Se estima que uno de cada 77 estadounidenses podría estar vinculado a un vehículo afectado. Esto no es un problema regional: los choques traseros son una de las categorías más frecuentes de accidente, y la visibilidad de las luces es clave para evitarlos. La exposición continúa mientras los vehículos circulen de noche o con baja visibilidad.
El remedio es una actualización de software, disponible de manera remota, a través de servicio móvil o en el concesionario, y Ford cubrirá todos los costos asociados. Esta intervención rápida busca minimizar riesgos y devolver la seguridad a millones de vehículos que confían en sus capacidades de remolque.

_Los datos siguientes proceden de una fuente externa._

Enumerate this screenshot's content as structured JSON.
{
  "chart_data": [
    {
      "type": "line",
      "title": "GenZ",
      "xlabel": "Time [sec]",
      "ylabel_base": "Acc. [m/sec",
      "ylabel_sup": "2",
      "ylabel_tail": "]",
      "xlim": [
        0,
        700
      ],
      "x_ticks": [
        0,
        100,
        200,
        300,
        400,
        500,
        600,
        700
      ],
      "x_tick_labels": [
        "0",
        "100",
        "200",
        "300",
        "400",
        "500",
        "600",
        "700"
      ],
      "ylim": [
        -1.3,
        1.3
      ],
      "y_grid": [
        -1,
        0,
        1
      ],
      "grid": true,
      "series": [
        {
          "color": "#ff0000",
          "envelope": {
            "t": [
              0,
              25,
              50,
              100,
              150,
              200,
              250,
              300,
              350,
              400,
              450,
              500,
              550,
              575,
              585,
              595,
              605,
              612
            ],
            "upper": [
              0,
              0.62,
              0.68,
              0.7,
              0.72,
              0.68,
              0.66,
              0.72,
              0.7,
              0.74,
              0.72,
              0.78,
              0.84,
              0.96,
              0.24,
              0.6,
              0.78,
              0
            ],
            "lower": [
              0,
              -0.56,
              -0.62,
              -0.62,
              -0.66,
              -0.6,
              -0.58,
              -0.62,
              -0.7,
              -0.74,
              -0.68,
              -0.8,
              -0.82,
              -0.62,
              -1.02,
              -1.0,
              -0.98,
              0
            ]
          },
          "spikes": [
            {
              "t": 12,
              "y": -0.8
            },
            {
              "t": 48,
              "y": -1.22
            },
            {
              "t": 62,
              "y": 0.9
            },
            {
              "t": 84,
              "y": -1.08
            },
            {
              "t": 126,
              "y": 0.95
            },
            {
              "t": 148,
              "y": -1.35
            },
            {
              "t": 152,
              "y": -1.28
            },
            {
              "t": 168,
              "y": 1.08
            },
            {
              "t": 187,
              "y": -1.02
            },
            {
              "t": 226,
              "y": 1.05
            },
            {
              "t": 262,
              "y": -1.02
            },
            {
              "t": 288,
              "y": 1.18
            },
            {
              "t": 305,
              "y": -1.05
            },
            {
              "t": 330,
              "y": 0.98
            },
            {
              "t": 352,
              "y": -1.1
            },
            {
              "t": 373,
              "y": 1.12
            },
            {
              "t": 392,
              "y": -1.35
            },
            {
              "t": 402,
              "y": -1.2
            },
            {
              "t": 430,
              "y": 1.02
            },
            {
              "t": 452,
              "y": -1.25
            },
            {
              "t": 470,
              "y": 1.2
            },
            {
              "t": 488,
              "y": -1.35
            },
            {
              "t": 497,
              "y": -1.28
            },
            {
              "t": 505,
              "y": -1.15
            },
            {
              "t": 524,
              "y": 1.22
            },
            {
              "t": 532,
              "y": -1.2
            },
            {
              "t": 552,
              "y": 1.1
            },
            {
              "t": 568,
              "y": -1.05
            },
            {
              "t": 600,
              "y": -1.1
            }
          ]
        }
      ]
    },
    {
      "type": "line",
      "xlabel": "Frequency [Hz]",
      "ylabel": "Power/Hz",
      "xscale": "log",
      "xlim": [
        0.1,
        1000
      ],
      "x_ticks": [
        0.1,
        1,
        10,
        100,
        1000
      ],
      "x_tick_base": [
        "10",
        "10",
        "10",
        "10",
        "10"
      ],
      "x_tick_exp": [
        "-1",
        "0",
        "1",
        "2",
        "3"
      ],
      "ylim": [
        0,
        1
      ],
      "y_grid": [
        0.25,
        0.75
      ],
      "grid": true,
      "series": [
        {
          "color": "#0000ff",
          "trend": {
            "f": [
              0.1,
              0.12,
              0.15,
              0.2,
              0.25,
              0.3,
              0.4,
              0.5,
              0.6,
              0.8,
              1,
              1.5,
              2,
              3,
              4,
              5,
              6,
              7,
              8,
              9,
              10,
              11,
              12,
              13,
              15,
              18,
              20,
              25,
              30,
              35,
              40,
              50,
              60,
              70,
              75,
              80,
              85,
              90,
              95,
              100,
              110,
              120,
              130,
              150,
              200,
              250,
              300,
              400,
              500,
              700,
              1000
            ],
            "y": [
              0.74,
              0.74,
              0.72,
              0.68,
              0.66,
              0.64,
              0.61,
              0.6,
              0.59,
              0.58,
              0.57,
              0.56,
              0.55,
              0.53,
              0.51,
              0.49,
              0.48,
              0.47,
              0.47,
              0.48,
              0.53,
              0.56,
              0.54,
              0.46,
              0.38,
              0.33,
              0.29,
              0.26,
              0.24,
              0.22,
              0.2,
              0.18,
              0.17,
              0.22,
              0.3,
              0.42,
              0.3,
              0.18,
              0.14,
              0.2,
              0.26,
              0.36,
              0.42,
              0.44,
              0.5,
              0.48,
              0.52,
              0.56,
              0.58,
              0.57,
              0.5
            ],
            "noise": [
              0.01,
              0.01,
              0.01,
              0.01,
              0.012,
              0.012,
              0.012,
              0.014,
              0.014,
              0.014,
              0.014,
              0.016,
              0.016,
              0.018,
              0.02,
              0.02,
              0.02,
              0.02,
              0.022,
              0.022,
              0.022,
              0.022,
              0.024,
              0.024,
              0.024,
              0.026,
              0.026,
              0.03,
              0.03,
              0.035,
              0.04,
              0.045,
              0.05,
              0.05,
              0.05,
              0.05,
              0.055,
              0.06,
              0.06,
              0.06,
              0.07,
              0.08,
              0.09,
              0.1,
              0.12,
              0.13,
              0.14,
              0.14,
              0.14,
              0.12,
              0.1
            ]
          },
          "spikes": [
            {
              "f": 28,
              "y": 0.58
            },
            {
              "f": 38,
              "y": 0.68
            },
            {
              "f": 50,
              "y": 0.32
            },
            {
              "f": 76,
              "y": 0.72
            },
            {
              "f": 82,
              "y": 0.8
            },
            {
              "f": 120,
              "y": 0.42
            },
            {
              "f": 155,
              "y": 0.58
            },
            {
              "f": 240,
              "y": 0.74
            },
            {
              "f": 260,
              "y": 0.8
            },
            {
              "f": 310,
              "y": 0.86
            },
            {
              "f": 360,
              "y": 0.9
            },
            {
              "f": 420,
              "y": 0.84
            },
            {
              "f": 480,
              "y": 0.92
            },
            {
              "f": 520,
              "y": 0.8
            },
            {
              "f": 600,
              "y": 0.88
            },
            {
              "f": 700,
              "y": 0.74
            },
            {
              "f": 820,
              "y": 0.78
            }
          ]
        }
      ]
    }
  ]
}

El caso de Ford demuestra que un fallo de software puede invalidar sistemas físicos perfectamente diseñados. Tanto la normativa de iluminación FMVSS No. 108 como los estándares del conector de remolque se cumplieron, pero el ITRM sobreescribió esas funciones, dejando a los vehículos preparados para remolcar en condiciones de menor seguridad.
No es un fallo físico
Esta vulnerabilidad de software puede impedir que las luces del remolque funcionen y, en vehículos con el ITRM de alta gama, también desactivar los frenos del remolque. Aunque Ford estima que solo el 1% de los vehículos muestran el fallo, todos los automóviles afectados siguen expuestos al riesgo. No se han reportado accidentes ni lesiones, pero la visibilidad reducida y la posible pérdida de frenado aumentan el peligro de colisiones traseras.